A: Administrative policies and legislative mandates routinely coexist in the government. It is true that the draft FIRST bill does propose consideration of embargo periods that would potentially keep research out of public access for up to three years. The OSTP memo suggested that any embargo be no more than twelve months. The question of embargoes however ignores the growth in Open Access publishing and the Article Processing Charge (APC) model available from many publishers today. It also ignores many publisher policies today that permit deposit of some version of research into institutional repositories upon publication. So while FIRST or a similar bill may impact some aspects of administrative policies, I don’t think it could curtail the continued growth we will see in both public access and Open Access commercial publishing.

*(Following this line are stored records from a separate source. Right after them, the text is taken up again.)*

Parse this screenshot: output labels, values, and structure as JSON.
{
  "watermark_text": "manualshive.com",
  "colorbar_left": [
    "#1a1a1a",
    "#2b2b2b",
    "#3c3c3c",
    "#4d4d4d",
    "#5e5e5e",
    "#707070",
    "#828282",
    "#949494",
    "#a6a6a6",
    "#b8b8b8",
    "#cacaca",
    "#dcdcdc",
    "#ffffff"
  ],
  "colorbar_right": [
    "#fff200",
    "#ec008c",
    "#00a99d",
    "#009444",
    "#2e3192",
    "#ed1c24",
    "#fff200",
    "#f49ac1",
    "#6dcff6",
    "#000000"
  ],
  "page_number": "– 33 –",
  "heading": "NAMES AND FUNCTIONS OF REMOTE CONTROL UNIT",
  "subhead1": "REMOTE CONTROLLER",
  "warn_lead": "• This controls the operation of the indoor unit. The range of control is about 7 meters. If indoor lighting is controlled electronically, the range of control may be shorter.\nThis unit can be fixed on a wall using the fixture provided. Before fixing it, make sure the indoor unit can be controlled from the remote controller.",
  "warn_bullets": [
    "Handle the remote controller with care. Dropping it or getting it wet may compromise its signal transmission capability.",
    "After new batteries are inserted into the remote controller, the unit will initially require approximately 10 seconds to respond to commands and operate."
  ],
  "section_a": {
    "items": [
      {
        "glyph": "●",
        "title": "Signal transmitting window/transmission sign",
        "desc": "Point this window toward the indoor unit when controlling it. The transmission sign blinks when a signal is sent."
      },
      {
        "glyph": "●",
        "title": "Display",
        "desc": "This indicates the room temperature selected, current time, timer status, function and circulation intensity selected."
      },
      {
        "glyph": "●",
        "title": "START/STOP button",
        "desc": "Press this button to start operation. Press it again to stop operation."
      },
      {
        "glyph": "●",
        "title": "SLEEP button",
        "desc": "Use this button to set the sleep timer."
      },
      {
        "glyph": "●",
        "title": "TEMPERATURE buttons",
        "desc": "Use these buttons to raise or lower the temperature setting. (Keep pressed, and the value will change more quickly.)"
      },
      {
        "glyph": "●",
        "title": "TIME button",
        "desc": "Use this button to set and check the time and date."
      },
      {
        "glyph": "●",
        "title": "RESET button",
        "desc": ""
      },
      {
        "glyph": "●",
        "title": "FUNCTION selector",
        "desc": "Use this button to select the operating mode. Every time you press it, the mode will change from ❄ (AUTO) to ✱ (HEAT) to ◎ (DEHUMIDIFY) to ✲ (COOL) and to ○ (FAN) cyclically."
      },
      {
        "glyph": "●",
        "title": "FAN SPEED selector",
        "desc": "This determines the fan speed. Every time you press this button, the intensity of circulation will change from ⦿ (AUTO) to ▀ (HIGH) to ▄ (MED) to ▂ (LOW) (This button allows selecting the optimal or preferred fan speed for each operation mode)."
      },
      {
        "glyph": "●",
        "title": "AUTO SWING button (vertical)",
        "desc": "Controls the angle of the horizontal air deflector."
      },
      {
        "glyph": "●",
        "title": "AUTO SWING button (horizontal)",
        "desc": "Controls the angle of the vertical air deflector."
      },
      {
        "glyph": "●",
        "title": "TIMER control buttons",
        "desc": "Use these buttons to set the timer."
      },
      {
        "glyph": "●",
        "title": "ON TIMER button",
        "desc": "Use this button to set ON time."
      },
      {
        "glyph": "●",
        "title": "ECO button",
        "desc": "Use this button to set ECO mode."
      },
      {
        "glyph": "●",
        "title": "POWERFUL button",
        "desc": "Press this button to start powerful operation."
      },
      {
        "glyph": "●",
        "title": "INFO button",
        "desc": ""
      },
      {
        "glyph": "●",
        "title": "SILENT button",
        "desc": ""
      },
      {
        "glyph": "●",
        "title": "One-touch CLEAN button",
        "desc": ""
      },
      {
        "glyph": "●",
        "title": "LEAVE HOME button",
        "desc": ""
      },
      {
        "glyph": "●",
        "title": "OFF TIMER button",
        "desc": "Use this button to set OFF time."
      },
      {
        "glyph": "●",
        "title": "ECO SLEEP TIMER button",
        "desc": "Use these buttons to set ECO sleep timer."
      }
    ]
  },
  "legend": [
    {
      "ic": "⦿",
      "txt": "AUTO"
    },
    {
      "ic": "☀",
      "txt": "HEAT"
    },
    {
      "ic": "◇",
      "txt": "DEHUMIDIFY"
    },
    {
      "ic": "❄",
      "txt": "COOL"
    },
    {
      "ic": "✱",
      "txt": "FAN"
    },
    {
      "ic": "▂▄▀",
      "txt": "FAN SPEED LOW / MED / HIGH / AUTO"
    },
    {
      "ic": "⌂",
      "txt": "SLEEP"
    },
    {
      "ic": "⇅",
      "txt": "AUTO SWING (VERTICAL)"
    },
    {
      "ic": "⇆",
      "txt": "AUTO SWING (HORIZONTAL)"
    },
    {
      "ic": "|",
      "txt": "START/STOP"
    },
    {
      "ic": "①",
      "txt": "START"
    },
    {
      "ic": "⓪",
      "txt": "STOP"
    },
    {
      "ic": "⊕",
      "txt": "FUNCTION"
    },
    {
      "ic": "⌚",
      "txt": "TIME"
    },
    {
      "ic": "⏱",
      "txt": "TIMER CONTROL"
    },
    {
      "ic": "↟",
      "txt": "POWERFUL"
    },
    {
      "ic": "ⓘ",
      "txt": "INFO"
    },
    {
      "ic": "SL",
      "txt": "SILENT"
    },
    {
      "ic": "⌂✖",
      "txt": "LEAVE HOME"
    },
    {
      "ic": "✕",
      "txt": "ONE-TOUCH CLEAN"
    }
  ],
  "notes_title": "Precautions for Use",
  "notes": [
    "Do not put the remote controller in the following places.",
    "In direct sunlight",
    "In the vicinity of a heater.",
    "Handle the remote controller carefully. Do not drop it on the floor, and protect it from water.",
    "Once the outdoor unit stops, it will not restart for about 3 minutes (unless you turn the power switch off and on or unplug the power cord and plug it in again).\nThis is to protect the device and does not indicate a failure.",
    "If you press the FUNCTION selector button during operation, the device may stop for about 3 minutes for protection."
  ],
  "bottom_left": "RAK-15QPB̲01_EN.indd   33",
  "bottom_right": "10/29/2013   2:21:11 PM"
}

Q: Interesting times. Thank you for this interview. Do you have any closing thoughts on where we are and where we are going?
A: It is important to understand that some form of public access policy has been proposed in each Congress for some time now. The success of the NIH Public Access Policy to improve access to research without irreparable harm to the medical publishing industry is a demonstration of what can now be accomplished in other research disciplines.
From an information solutions provider perspective, a public access policy has the most immediate direct impact on primary journal publishers. Although ProQuest has been at the front line of OA, implementing an Open Access dissertation submission program in 2008, and publishing Sustainability: Science, Practice, Policy journal under an OA model since 2005.
It is definitely an exciting time to be working to advance research and supporting research communities around the world. I see great opportunities for publishers and for companies like ProQuest in the evolution of models for scholarly communication that value scholarship, peer review, discovery, curation, and preservation.